Question

If Meselson and Stahl’s experiment is continued for 80 minutes (till III generation), then what would be the ratio of DNA containing \( N^{15}/N^{15} : N^{15}/N^{14} : N^{14}/N^{14} \) in the medium?

• A. 1:1:0
• B. 0:1:3
• C. 0:1:8
• D. 1:4:0

Hint:

In semi-conservative DNA replication, after each replication cycle, the amount of DNA with one strand labeled \( N^{15} \) and the other labeled \( N^{14} \) increases, while the amount of DNA with both strands labeled \( N^{15} \) decreases.

Answer 1

The Correct Option is C

Step 1: The Meselson and Stahl experiment fundamentally established DNA's semi-conservative replication mechanism. This experiment utilized nitrogen isotopes, specifically \( N^{15} \) (heavy) and \( N^{14} \) (light), for DNA strand labeling.

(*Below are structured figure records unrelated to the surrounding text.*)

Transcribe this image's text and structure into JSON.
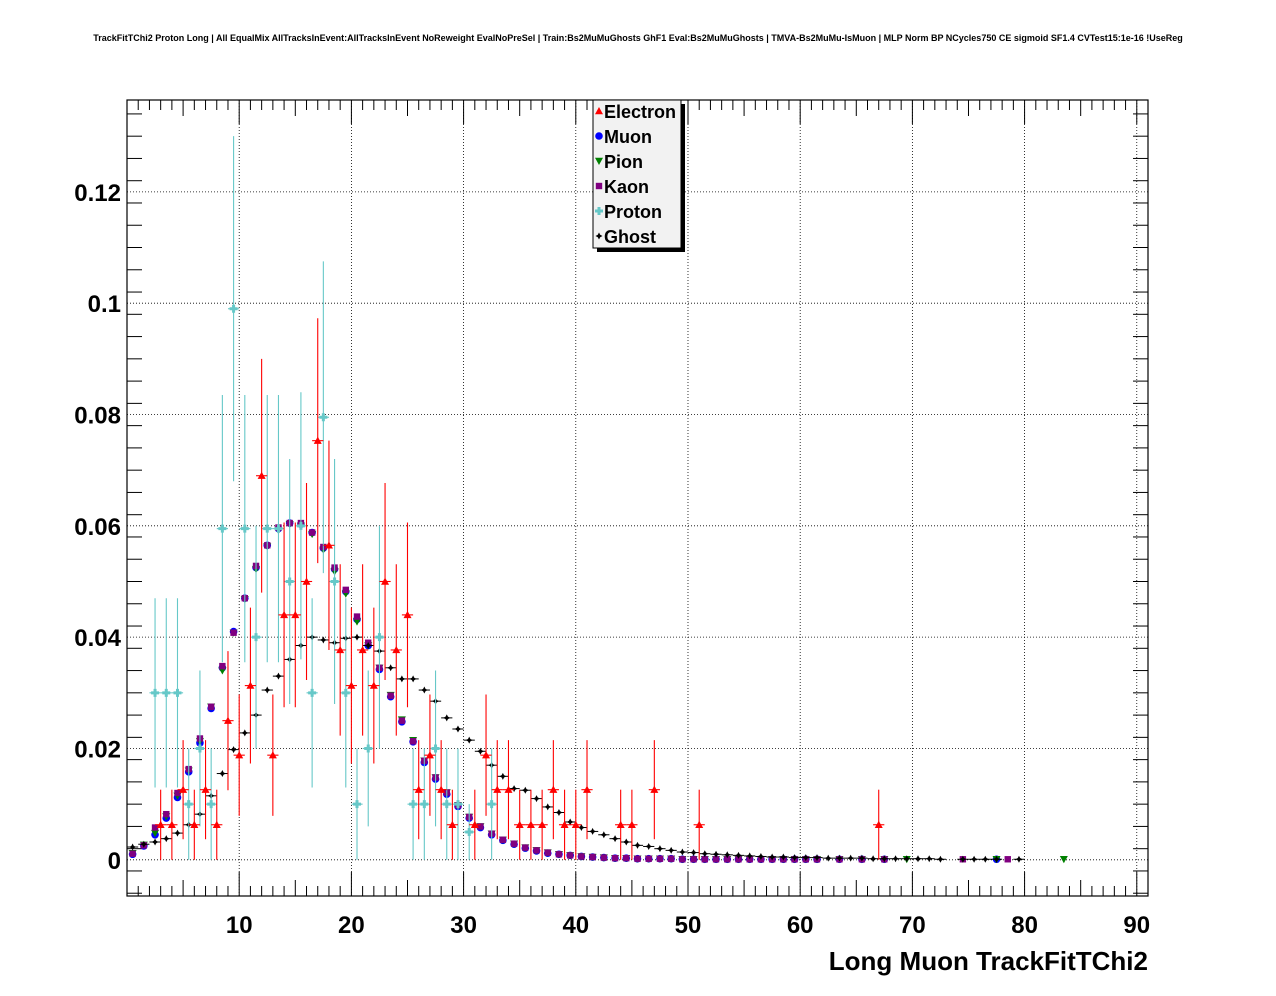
{
  "title": "TrackFitTChi2 Proton Long | All EqualMix AllTracksInEvent:AllTracksInEvent NoReweight EvalNoPreSel | Train:Bs2MuMuGhosts GhF1 Eval:Bs2MuMuGhosts | TMVA-Bs2MuMu-IsMuon | MLP Norm BP NCycles750 CE sigmoid SF1.4 CVTest15:1e-16 !UseReg",
  "chart_data": {
    "type": "scatter",
    "title": "TrackFitTChi2 Proton Long | All EqualMix AllTracksInEvent:AllTracksInEvent NoReweight EvalNoPreSel | Train:Bs2MuMuGhosts GhF1 Eval:Bs2MuMuGhosts | TMVA-Bs2MuMu-IsMuon | MLP Norm BP NCycles750 CE sigmoid SF1.4 CVTest15:1e-16 !UseReg",
    "xlabel": "Long Muon TrackFitTChi2",
    "ylabel": "",
    "xlim": [
      0,
      91
    ],
    "ylim": [
      -0.0065,
      0.1365
    ],
    "xticks": [
      10,
      20,
      30,
      40,
      50,
      60,
      70,
      80,
      90
    ],
    "xtick_labels": [
      "10",
      "20",
      "30",
      "40",
      "50",
      "60",
      "70",
      "80",
      "90"
    ],
    "yticks": [
      0,
      0.02,
      0.04,
      0.06,
      0.08,
      0.1,
      0.12
    ],
    "ytick_labels": [
      "0",
      "0.02",
      "0.04",
      "0.06",
      "0.08",
      "0.1",
      "0.12"
    ],
    "grid": true,
    "legend_position": "top-center",
    "series": [
      {
        "name": "Electron",
        "color": "#ff0000",
        "marker": "triangle-up",
        "x": [
          3,
          4,
          5,
          6,
          7,
          8,
          9,
          10,
          11,
          12,
          13,
          14,
          15,
          16,
          17,
          18,
          19,
          20,
          21,
          22,
          23,
          24,
          25,
          26,
          27,
          28,
          29,
          31,
          32,
          33,
          34,
          35,
          36,
          37,
          38,
          39,
          40,
          41,
          44,
          45,
          47,
          51,
          67
        ],
        "y": [
          0.0063,
          0.0063,
          0.0126,
          0.0063,
          0.0126,
          0.0063,
          0.025,
          0.0188,
          0.0313,
          0.069,
          0.0188,
          0.044,
          0.044,
          0.05,
          0.0753,
          0.0565,
          0.0377,
          0.0313,
          0.0377,
          0.0313,
          0.05,
          0.0377,
          0.044,
          0.0126,
          0.0188,
          0.0126,
          0.0063,
          0.0063,
          0.0188,
          0.0126,
          0.0126,
          0.0063,
          0.0063,
          0.0063,
          0.0126,
          0.0063,
          0.0063,
          0.0126,
          0.0063,
          0.0063,
          0.0126,
          0.0063,
          0.0063
        ],
        "err": [
          0.0063,
          0.0063,
          0.0089,
          0.0063,
          0.0089,
          0.0063,
          0.0125,
          0.0109,
          0.014,
          0.021,
          0.0109,
          0.0166,
          0.0166,
          0.0177,
          0.022,
          0.0188,
          0.0154,
          0.014,
          0.0154,
          0.014,
          0.0177,
          0.0154,
          0.0166,
          0.0089,
          0.0109,
          0.0089,
          0.0063,
          0.0063,
          0.0109,
          0.0089,
          0.0089,
          0.0063,
          0.0063,
          0.0063,
          0.0089,
          0.0063,
          0.0063,
          0.0089,
          0.0063,
          0.0063,
          0.0089,
          0.0063,
          0.0063
        ]
      },
      {
        "name": "Muon",
        "color": "#0000ff",
        "marker": "circle",
        "x": [
          0.5,
          1.5,
          2.5,
          3.5,
          4.5,
          5.5,
          6.5,
          7.5,
          8.5,
          9.5,
          10.5,
          11.5,
          12.5,
          13.5,
          14.5,
          15.5,
          16.5,
          17.5,
          18.5,
          19.5,
          20.5,
          21.5,
          22.5,
          23.5,
          24.5,
          25.5,
          26.5,
          27.5,
          28.5,
          29.5,
          30.5,
          31.5,
          32.5,
          33.5,
          34.5,
          35.5,
          36.5,
          37.5,
          38.5,
          39.5,
          40.5,
          41.5,
          42.5,
          43.5,
          44.5,
          45.5,
          46.5,
          47.5,
          48.5,
          49.5,
          50.5,
          51.5,
          52.5,
          53.5,
          54.5,
          55.5,
          56.5,
          57.5,
          58.5,
          59.5,
          60.5,
          61.5,
          63.5,
          65.5,
          67.5,
          77.5
        ],
        "y": [
          0.001,
          0.0025,
          0.0045,
          0.0075,
          0.0112,
          0.0158,
          0.021,
          0.0272,
          0.0345,
          0.041,
          0.047,
          0.0525,
          0.0565,
          0.0595,
          0.0605,
          0.0603,
          0.0588,
          0.056,
          0.0522,
          0.0482,
          0.0432,
          0.0385,
          0.0342,
          0.0293,
          0.0248,
          0.0212,
          0.0175,
          0.0145,
          0.0118,
          0.0096,
          0.0075,
          0.0058,
          0.0045,
          0.0035,
          0.0028,
          0.0021,
          0.0016,
          0.0012,
          0.001,
          0.0008,
          0.0006,
          0.0005,
          0.0004,
          0.0003,
          0.0003,
          0.0002,
          0.0002,
          0.0002,
          0.0002,
          0.0001,
          0.0001,
          0.0001,
          0.0001,
          0.0001,
          0.0001,
          0.0001,
          0.0001,
          0.0001,
          0.0001,
          0.0001,
          0.0001,
          0.0001,
          0.0001,
          0.0001,
          0.0001,
          0.0001
        ]
      },
      {
        "name": "Pion",
        "color": "#008000",
        "marker": "triangle-down",
        "x": [
          0.5,
          1.5,
          2.5,
          3.5,
          4.5,
          5.5,
          6.5,
          7.5,
          8.5,
          9.5,
          10.5,
          11.5,
          12.5,
          13.5,
          14.5,
          15.5,
          16.5,
          17.5,
          18.5,
          19.5,
          20.5,
          21.5,
          22.5,
          23.5,
          24.5,
          25.5,
          26.5,
          27.5,
          28.5,
          29.5,
          30.5,
          31.5,
          32.5,
          33.5,
          34.5,
          35.5,
          36.5,
          37.5,
          38.5,
          39.5,
          40.5,
          41.5,
          42.5,
          43.5,
          44.5,
          45.5,
          46.5,
          47.5,
          48.5,
          49.5,
          50.5,
          51.5,
          52.5,
          53.5,
          54.5,
          55.5,
          56.5,
          57.5,
          58.5,
          59.5,
          60.5,
          61.5,
          63.5,
          65.5,
          67.5,
          69.5,
          77.5,
          83.5
        ],
        "y": [
          0.0012,
          0.0027,
          0.0048,
          0.0078,
          0.0115,
          0.016,
          0.0213,
          0.0275,
          0.034,
          0.0408,
          0.0468,
          0.0522,
          0.0563,
          0.0592,
          0.0603,
          0.06,
          0.0585,
          0.0557,
          0.0518,
          0.0478,
          0.0428,
          0.0385,
          0.0345,
          0.0296,
          0.0252,
          0.0215,
          0.0178,
          0.0148,
          0.0121,
          0.0098,
          0.0077,
          0.006,
          0.0047,
          0.0036,
          0.0029,
          0.0022,
          0.0017,
          0.0013,
          0.001,
          0.0008,
          0.0006,
          0.0005,
          0.0004,
          0.0003,
          0.0003,
          0.0002,
          0.0002,
          0.0002,
          0.0002,
          0.0001,
          0.0001,
          0.0001,
          0.0001,
          0.0001,
          0.0001,
          0.0001,
          0.0001,
          0.0001,
          0.0001,
          0.0001,
          0.0001,
          0.0001,
          0.0001,
          0.0001,
          0.0001,
          0.0001,
          0.0001,
          0.0001
        ]
      },
      {
        "name": "Kaon",
        "color": "#800080",
        "marker": "square",
        "x": [
          0.5,
          1.5,
          2.5,
          3.5,
          4.5,
          5.5,
          6.5,
          7.5,
          8.5,
          9.5,
          10.5,
          11.5,
          12.5,
          13.5,
          14.5,
          15.5,
          16.5,
          17.5,
          18.5,
          19.5,
          20.5,
          21.5,
          22.5,
          23.5,
          24.5,
          25.5,
          26.5,
          27.5,
          28.5,
          29.5,
          30.5,
          31.5,
          32.5,
          33.5,
          34.5,
          35.5,
          36.5,
          37.5,
          38.5,
          39.5,
          40.5,
          41.5,
          42.5,
          43.5,
          44.5,
          45.5,
          46.5,
          47.5,
          48.5,
          49.5,
          50.5,
          51.5,
          52.5,
          53.5,
          54.5,
          55.5,
          56.5,
          57.5,
          58.5,
          59.5,
          60.5,
          61.5,
          63.5,
          65.5,
          67.5,
          74.5,
          78.5
        ],
        "y": [
          0.0011,
          0.0026,
          0.0058,
          0.0082,
          0.012,
          0.0163,
          0.0218,
          0.0275,
          0.0348,
          0.0408,
          0.047,
          0.0528,
          0.0565,
          0.0597,
          0.0605,
          0.0605,
          0.0588,
          0.0562,
          0.0525,
          0.0485,
          0.0437,
          0.039,
          0.0345,
          0.0295,
          0.025,
          0.0213,
          0.0178,
          0.0148,
          0.0121,
          0.0098,
          0.0077,
          0.006,
          0.0047,
          0.0036,
          0.0029,
          0.0022,
          0.0017,
          0.0013,
          0.001,
          0.0008,
          0.0006,
          0.0005,
          0.0004,
          0.0003,
          0.0003,
          0.0002,
          0.0002,
          0.0002,
          0.0002,
          0.0001,
          0.0001,
          0.0001,
          0.0001,
          0.0001,
          0.0001,
          0.0001,
          0.0001,
          0.0001,
          0.0001,
          0.0001,
          0.0001,
          0.0001,
          0.0001,
          0.0001,
          0.0001,
          0.0001,
          0.0001
        ]
      },
      {
        "name": "Proton",
        "color": "#66c8c8",
        "marker": "cross",
        "x": [
          2.5,
          3.5,
          4.5,
          5.5,
          6.5,
          7.5,
          8.5,
          9.5,
          10.5,
          11.5,
          12.5,
          13.5,
          14.5,
          15.5,
          16.5,
          17.5,
          18.5,
          19.5,
          20.5,
          21.5,
          22.5,
          25.5,
          26.5,
          27.5,
          28.5,
          29.5,
          30.5,
          32.5
        ],
        "y": [
          0.03,
          0.03,
          0.03,
          0.01,
          0.02,
          0.01,
          0.0595,
          0.099,
          0.0595,
          0.04,
          0.0595,
          0.0595,
          0.05,
          0.06,
          0.03,
          0.0795,
          0.05,
          0.03,
          0.01,
          0.02,
          0.04,
          0.01,
          0.01,
          0.02,
          0.01,
          0.01,
          0.005,
          0.01
        ],
        "err": [
          0.017,
          0.017,
          0.017,
          0.01,
          0.014,
          0.01,
          0.024,
          0.031,
          0.024,
          0.02,
          0.024,
          0.024,
          0.022,
          0.024,
          0.017,
          0.028,
          0.022,
          0.017,
          0.01,
          0.014,
          0.02,
          0.01,
          0.01,
          0.014,
          0.01,
          0.01,
          0.005,
          0.01
        ]
      },
      {
        "name": "Ghost",
        "color": "#000000",
        "marker": "star",
        "x": [
          0.5,
          1.5,
          2.5,
          3.5,
          4.5,
          5.5,
          6.5,
          7.5,
          8.5,
          9.5,
          10.5,
          11.5,
          12.5,
          13.5,
          14.5,
          15.5,
          16.5,
          17.5,
          18.5,
          19.5,
          20.5,
          21.5,
          22.5,
          23.5,
          24.5,
          25.5,
          26.5,
          27.5,
          28.5,
          29.5,
          30.5,
          31.5,
          32.5,
          33.5,
          34.5,
          35.5,
          36.5,
          37.5,
          38.5,
          39.5,
          40.5,
          41.5,
          42.5,
          43.5,
          44.5,
          45.5,
          46.5,
          47.5,
          48.5,
          49.5,
          50.5,
          51.5,
          52.5,
          53.5,
          54.5,
          55.5,
          56.5,
          57.5,
          58.5,
          59.5,
          60.5,
          61.5,
          62.5,
          63.5,
          64.5,
          65.5,
          66.5,
          67.5,
          68.5,
          69.5,
          70.5,
          71.5,
          72.5,
          74.5,
          75.5,
          76.5,
          77.5,
          79.5
        ],
        "y": [
          0.0023,
          0.0028,
          0.0032,
          0.0038,
          0.0048,
          0.0063,
          0.0082,
          0.0115,
          0.0155,
          0.0198,
          0.0228,
          0.026,
          0.0305,
          0.033,
          0.036,
          0.0385,
          0.04,
          0.0395,
          0.039,
          0.0398,
          0.04,
          0.0385,
          0.0375,
          0.0345,
          0.0325,
          0.0325,
          0.0305,
          0.0285,
          0.0255,
          0.0235,
          0.0215,
          0.0195,
          0.017,
          0.015,
          0.0128,
          0.0125,
          0.011,
          0.0095,
          0.0085,
          0.0068,
          0.0058,
          0.0051,
          0.0045,
          0.0038,
          0.0032,
          0.0026,
          0.0024,
          0.002,
          0.0017,
          0.0014,
          0.0013,
          0.0011,
          0.001,
          0.0009,
          0.0008,
          0.0007,
          0.0006,
          0.0005,
          0.0005,
          0.0004,
          0.0004,
          0.0004,
          0.0003,
          0.0003,
          0.0003,
          0.0003,
          0.0002,
          0.0002,
          0.0002,
          0.0002,
          0.0002,
          0.0002,
          0.0001,
          0.0001,
          0.0001,
          0.0001,
          0.0001,
          0.0001
        ]
      }
    ]
  }
}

Step 2: The experimental procedure involved:
- Initial cultivation of parental DNA in a \( N^{15} \) medium.
- After one replication cycle in \( N^{14} \), new strands incorporated \( N^{14} \), while parental strands retained their \( N^{15} \) label.
- Subsequent generations showed an increasing proportion of \( N^{14} \) only DNA and a decreasing proportion of DNA containing both \( N^{15} \) and \( N^{14} \).

Step 3: DNA analysis after 80 minutes (up to the third generation) revealed:
- First generation DNA: exclusively \( N^{15}/N^{14} \) type (one \( N^{15} \) strand, one \( N^{14} \) strand).
- Second generation DNA: appearance of \( N^{14}/N^{14} \) type alongside the existing \( N^{15}/N^{14} \) type.
- Third generation DNA: dominated by \( N^{14}/N^{14} \) and \( N^{15}/N^{14} \) in an 8:1 ratio, with no \( N^{15}/N^{15} \) DNA present.

Step 4: Conclusion:
Therefore, the ratio of \( N^{15}/N^{15} : N^{15}/N^{14} : N^{14}/N^{14} \) DNA after 80 minutes is determined to be 0:1:8.
Option (C) represents the correct answer.